Since the failed tests, modifications estimated at around $10,000 were made to the incinerator's airflow to reduce the volume of emissions passing through the pollution control system. However, no further testing was done to ensure the changes improved emission results.
And it's not the first time the incinerator failed to meet requirements outlined in its permit. The incinerator's stack emissions for dioxins and furans were also exceeded by more than double in 2002.
Dioxins and furans are of particular importance to environmental regulators because of their extraordinary environmental persistence and capacity to accumulate in biological tissues.

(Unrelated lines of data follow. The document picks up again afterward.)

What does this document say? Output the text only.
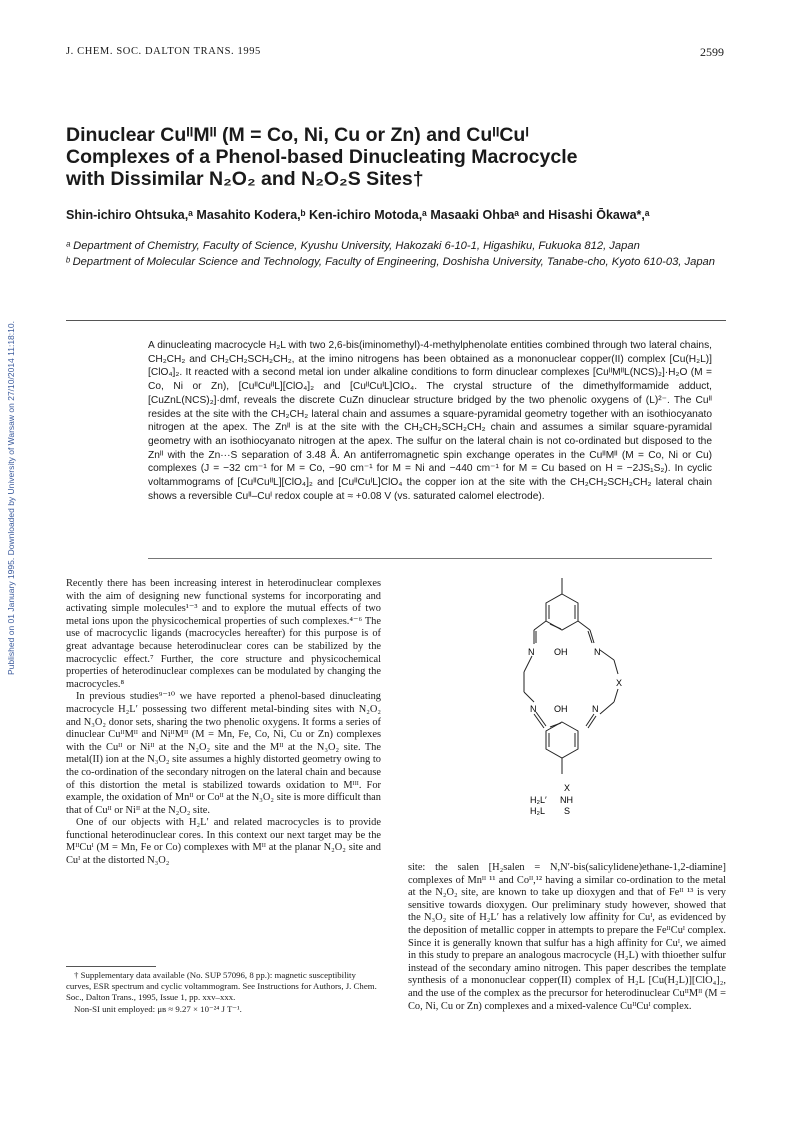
J. CHEM. SOC. DALTON TRANS. 1995	2599
Published on 01 January 1995. Downloaded by University of Warsaw on 27/10/2014 11:18:10.
Dinuclear CuᴵᴵMᴵᴵ (M = Co, Ni, Cu or Zn) and CuᴵᴵCuᴵ
Complexes of a Phenol-based Dinucleating Macrocycle
with Dissimilar N₂O₂ and N₂O₂S Sites†
Shin-ichiro Ohtsuka,ᵃ Masahito Kodera,ᵇ Ken-ichiro Motoda,ᵃ Masaaki Ohbaᵃ and Hisashi Ōkawa*,ᵃ
ᵃ Department of Chemistry, Faculty of Science, Kyushu University, Hakozaki 6-10-1, Higashiku, Fukuoka 812, Japan
ᵇ Department of Molecular Science and Technology, Faculty of Engineering, Doshisha University, Tanabe-cho, Kyoto 610-03, Japan
A dinucleating macrocycle H₂L with two 2,6-bis(iminomethyl)-4-methylphenolate entities combined through two lateral chains, CH₂CH₂ and CH₂CH₂SCH₂CH₂, at the imino nitrogens has been obtained as a mononuclear copper(II) complex [Cu(H₂L)][ClO₄]₂. It reacted with a second metal ion under alkaline conditions to form dinuclear complexes [CuᴵᴵMᴵᴵL(NCS)₂]·H₂O (M = Co, Ni or Zn), [CuᴵᴵCuᴵᴵL][ClO₄]₂ and [CuᴵᴵCuᴵL]ClO₄. The crystal structure of the dimethylformamide adduct, [CuZnL(NCS)₂]·dmf, reveals the discrete CuZn dinuclear structure bridged by the two phenolic oxygens of (L)²⁻. The Cuᴵᴵ resides at the site with the CH₂CH₂ lateral chain and assumes a square-pyramidal geometry together with an isothiocyanato nitrogen at the apex. The Znᴵᴵ is at the site with the CH₂CH₂SCH₂CH₂ chain and assumes a similar square-pyramidal geometry with an isothiocyanato nitrogen at the apex. The sulfur on the lateral chain is not co-ordinated but disposed to the Znᴵᴵ with the Zn···S separation of 3.48 Å. An antiferromagnetic spin exchange operates in the CuᴵᴵMᴵᴵ (M = Co, Ni or Cu) complexes (J = −32 cm⁻¹ for M = Co, −90 cm⁻¹ for M = Ni and −440 cm⁻¹ for M = Cu based on H = −2JS₁S₂). In cyclic voltammograms of [CuᴵᴵCuᴵᴵL][ClO₄]₂ and [CuᴵᴵCuᴵL]ClO₄ the copper ion at the site with the CH₂CH₂SCH₂CH₂ lateral chain shows a reversible Cuᴵᴵ–Cuᴵ redox couple at ≈ +0.08 V (vs. saturated calomel electrode).

Recently there has been increasing interest in heterodinuclear complexes with the aim of designing new functional systems for incorporating and activating simple molecules¹⁻³ and to explore the mutual effects of two metal ions upon the physicochemical properties of such complexes.⁴⁻⁶ The use of macrocyclic ligands (macrocycles hereafter) for this purpose is of great advantage because heterodinuclear cores can be stabilized by the macrocyclic effect.⁷ Further, the core structure and physicochemical properties of heterodinuclear complexes can be modulated by changing the macrocycles.⁸

In previous studies⁹⁻¹⁰ we have reported a phenol-based dinucleating macrocycle H₂L′ possessing two different metal-binding sites with N₂O₂ and N₃O₂ donor sets, sharing the two phenolic oxygens. It forms a series of dinuclear CuᴵᴵMᴵᴵ and NiᴵᴵMᴵᴵ (M = Mn, Fe, Co, Ni, Cu or Zn) complexes with the Cuᴵᴵ or Niᴵᴵ at the N₂O₂ site and the Mᴵᴵ at the N₃O₂ site. The metal(II) ion at the N₃O₂ site assumes a highly distorted geometry owing to the co-ordination of the secondary nitrogen on the lateral chain and because of this distortion the metal is stabilized towards oxidation to Mᴵᴵᴵ. For example, the oxidation of Mnᴵᴵ or Coᴵᴵ at the N₃O₂ site is more difficult than that of Cuᴵᴵ or Niᴵᴵ at the N₂O₂ site.

One of our objects with H₂L′ and related macrocycles is to provide functional heterodinuclear cores. In this context our next target may be the MᴵᴵCuᴵ (M = Mn, Fe or Co) complexes with Mᴵᴵ at the planar N₂O₂ site and Cuᴵ at the distorted N₃O₂

† Supplementary data available (No. SUP 57096, 8 pp.): magnetic susceptibility curves, ESR spectrum and cyclic voltammogram. See Instructions for Authors, J. Chem. Soc., Dalton Trans., 1995, Issue 1, pp. xxv–xxx.

Non-SI unit employed: μʙ ≈ 9.27 × 10⁻²⁴ J T⁻¹.

N OH	N
X
N OH	N
X
H₂L′ NH
H₂L S

site: the salen [H₂salen = N,N′-bis(salicylidene)ethane-1,2-diamine] complexes of Mnᴵᴵ ¹¹ and Coᴵᴵ,¹² having a similar co-ordination to the metal at the N₂O₂ site, are known to take up dioxygen and that of Feᴵᴵ ¹³ is very sensitive towards dioxygen. Our preliminary study however, showed that the N₃O₂ site of H₂L′ has a relatively low affinity for Cuᴵ, as evidenced by the deposition of metallic copper in attempts to prepare the FeᴵᴵCuᴵ complex. Since it is generally known that sulfur has a high affinity for Cuᴵ, we aimed in this study to prepare an analogous macrocycle (H₂L) with thioether sulfur instead of the secondary amino nitrogen. This paper describes the template synthesis of a mononuclear copper(II) complex of H₂L [Cu(H₂L)][ClO₄]₂, and the use of the complex as the precursor for heterodinuclear CuᴵᴵMᴵᴵ (M = Co, Ni, Cu or Zn) complexes and a mixed-valence CuᴵᴵCuᴵ complex.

As a result, dioxins and furans are slated for virtual elimination under the Canadian Environmental Protection Act, the federal Toxic Substances Management Policy, and the Canadian Council of Ministers of the Environment's Policy for the Management of Toxic Substances.
Marlene Kane, environmental activist and longtime critic of the incinerator, said it doesn't matter what recommendations are implemented at the facility, the changes aren't improving stack emissions.
Allowing the municipal facility to continue operating while not meeting requirements means the province is being negligent, she continued. "Instead of protecting the community, it's knowingly and unnecessarily exposing this community to toxic emissions," said Kane. "The province has had years to find an alternate method of disposal. The incinerator should be gone now because it's not meeting its requirements."
The annual stack emission tests are done under ideal circumstances, she continued. "On a day-to-day basis exceedances are continuing and we have no idea to what extent because they're not being measured," said Kane. "Maybe the Department of Environment as the regulator and the Department of Health issuing the contract should get together and realize that this isn't an acceptable solution."
Kim Silver, spokesperson for the Department of Health, said an expression of interest will be advertised within a month to find a "combined transportation disposal solution for biomedical waste." A request for proposals will follow and a solution should be in place by the end of 2005, she said.